Perhaps it’s about the facts behind the rhetoric. Just as no one can deny Dear’s conduct, no one can deny the conduct of Planned Parenthood and other abortion providers. They kill human beings for profit — a scientific, medical, and economic fact. Planned Parenthood has been repeatedly caught on video discussing the harvesting and sale of baby body parts. Its defense is that the videos are misleading, a defense now debunked by an independent examiner. Recently, the Ohio attorney general has accused Planned Parenthood of dumping aborted babies in a Kentucky landfill — after first having them steam cooked. It is the inhumanity of abortion that has riled so many people, perhaps Dear himself.

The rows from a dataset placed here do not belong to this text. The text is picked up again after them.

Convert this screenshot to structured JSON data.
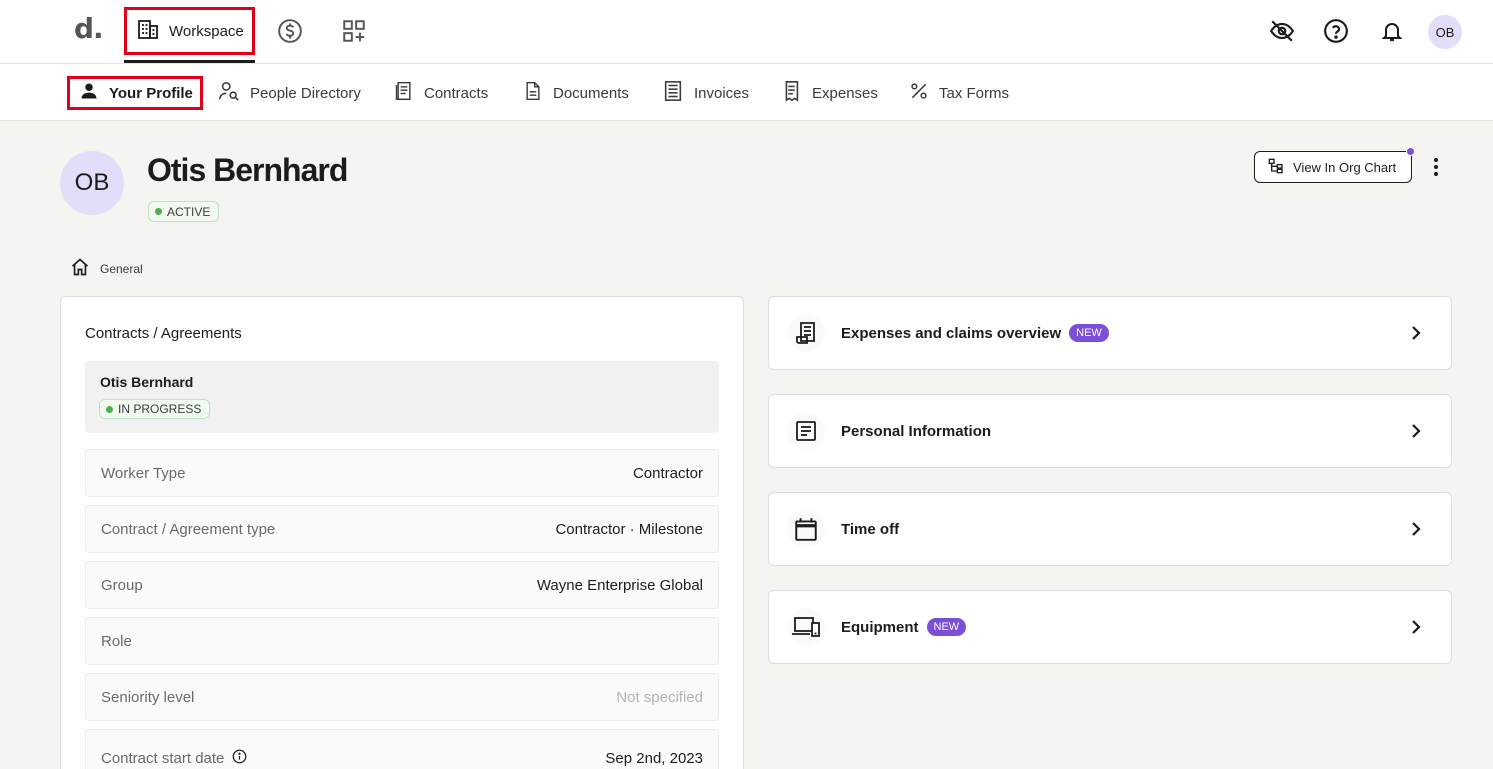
{
  "topbar": {
    "logo": "d.",
    "workspace_label": "Workspace",
    "avatar_initials": "OB",
    "icons": [
      "building-icon",
      "dollar-circle-icon",
      "apps-add-icon",
      "eye-off-icon",
      "help-icon",
      "bell-icon"
    ]
  },
  "subnav": {
    "items": [
      {
        "label": "Your Profile",
        "icon": "person-icon"
      },
      {
        "label": "People Directory",
        "icon": "person-search-icon"
      },
      {
        "label": "Contracts",
        "icon": "contracts-icon"
      },
      {
        "label": "Documents",
        "icon": "document-icon"
      },
      {
        "label": "Invoices",
        "icon": "invoice-icon"
      },
      {
        "label": "Expenses",
        "icon": "expense-icon"
      },
      {
        "label": "Tax Forms",
        "icon": "percent-icon"
      }
    ]
  },
  "profile": {
    "initials": "OB",
    "name": "Otis Bernhard",
    "status": "ACTIVE",
    "org_chart_button": "View In Org Chart"
  },
  "breadcrumb": {
    "label": "General"
  },
  "contracts": {
    "title": "Contracts / Agreements",
    "contract_name": "Otis Bernhard",
    "contract_status": "IN PROGRESS",
    "rows": [
      {
        "label": "Worker Type",
        "value": "Contractor"
      },
      {
        "label": "Contract / Agreement type",
        "value": "Contractor · Milestone"
      },
      {
        "label": "Group",
        "value": "Wayne Enterprise Global"
      },
      {
        "label": "Role",
        "value": ""
      },
      {
        "label": "Seniority level",
        "value": "Not specified"
      },
      {
        "label": "Contract start date",
        "value": "Sep 2nd, 2023"
      }
    ]
  },
  "sections": [
    {
      "label": "Expenses and claims overview",
      "badge": "NEW",
      "icon": "receipt-icon"
    },
    {
      "label": "Personal Information",
      "badge": "",
      "icon": "article-icon"
    },
    {
      "label": "Time off",
      "badge": "",
      "icon": "calendar-icon"
    },
    {
      "label": "Equipment",
      "badge": "NEW",
      "icon": "devices-icon"
    }
  ],
  "colors": {
    "accent": "#7b4fd8",
    "highlight_border": "#e0001a",
    "status_green": "#4caf50",
    "avatar_bg": "#e4dcf9"
  }
}
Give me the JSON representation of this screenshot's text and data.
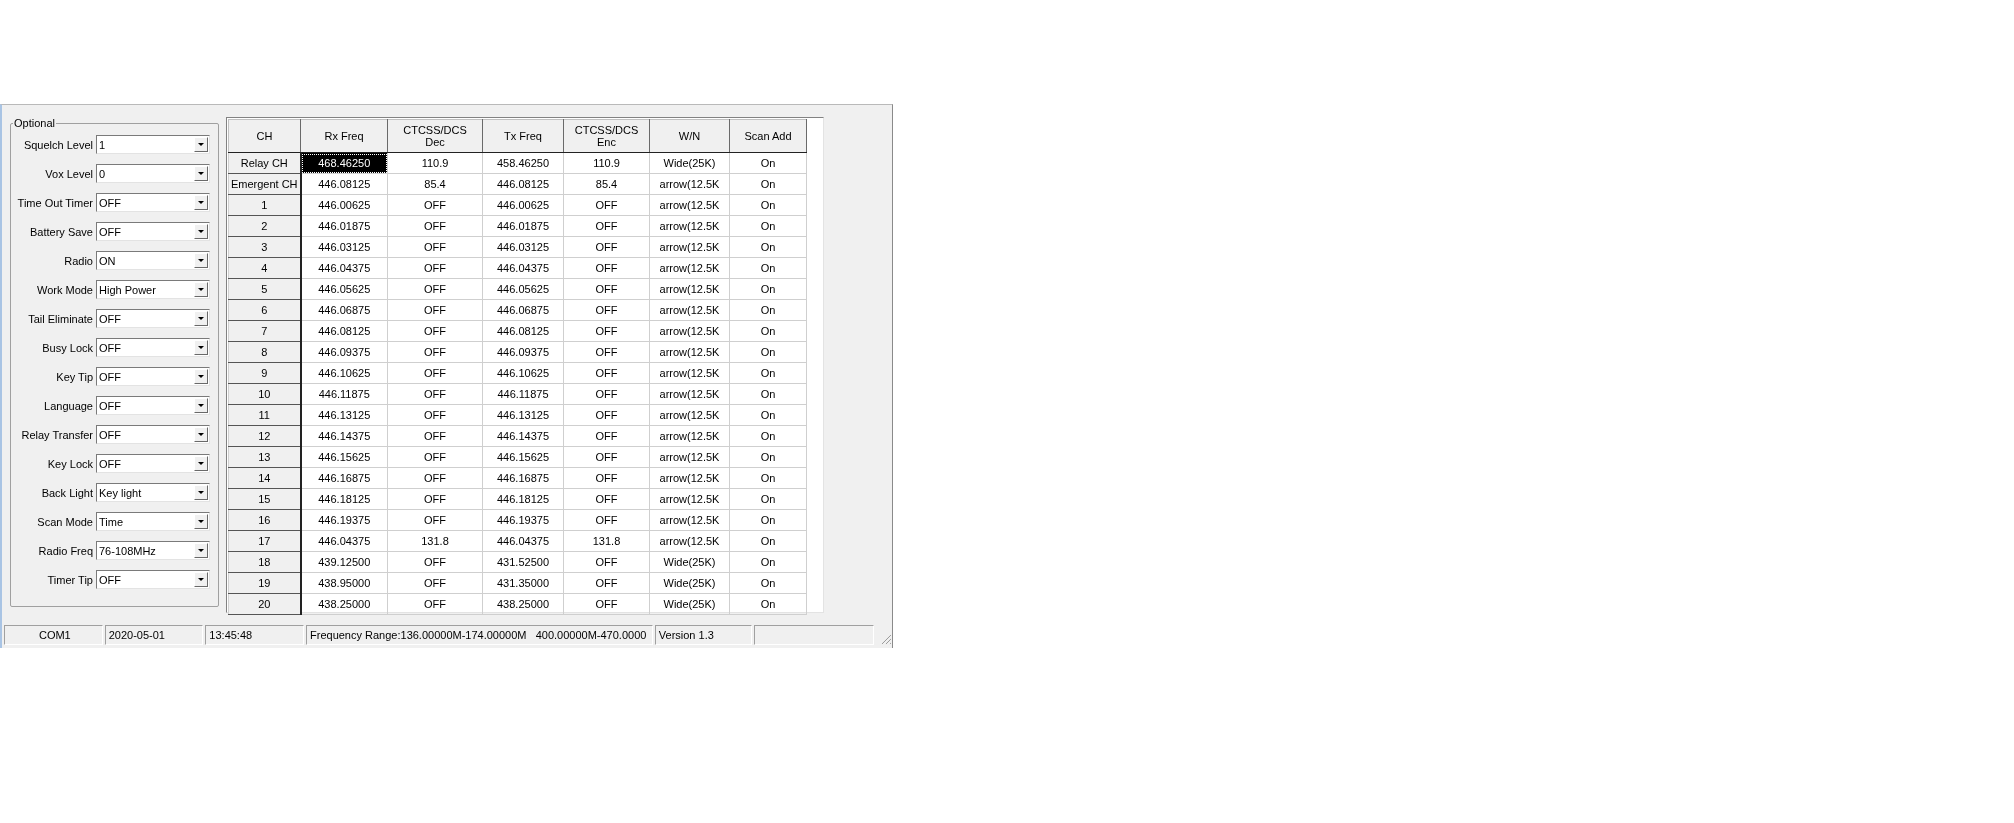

Whatever Dear’s motivation, his actions raise a bigger question. Why have there been acts of violence at abortion facilities? The answer may be that for some people, violence is how they express frustration over their lack of power to end injustice. We must not forget history. Our Declaration of Independence and the American Revolution were born out of the people’s inability to set their set their own standards. As our country grew, it faced the moral evil of slavery. The anti-slavery movement was not always peaceful. In 1856, frustrated abolitionist John Brown and his band killed pro-slavery settlers in Kansas. In 1857, the U.S. Supreme Court ruled that slaves were property. Its ruling left people powerless to change the law. In 1859, Brown was involved in an unsuccessful violent raid in West Virginia that, ironically, killed a black man. Two years later, the country began to kill itself, son by son.
We still have not learned. In 1973, the same Supreme Court ruled that an unborn baby is not a legal person and so may be killed at any time. The ruling has left every state and citizen unable to change the law. States may not enact legislation protecting the unborn from death. People with deeply held views about the immorality of abortion have been shut out of the democratic process. In fact, they are often barred from meaningfully approaching women in an effort to change their minds and hearts. It all creates the perfect climate for violence.
This month, hundreds of thousands will march in Washington D.C. in peaceful protest. But it will take more. It will take a change in the Supreme Court, which will take a change of presidential policy. It makes the election of 2016 so very critical. A pro-life president can restore sanity to the law and so save millions of lives. But if we don’t change, we can only expect more violence outside abortion facilities. And far, far more violence inside them.
Paul V. Esposito is a Catholic lawyer who writes on a variety of pro-life topics. He and his wife Kathy live in Elmhurst, Illinois and have six children.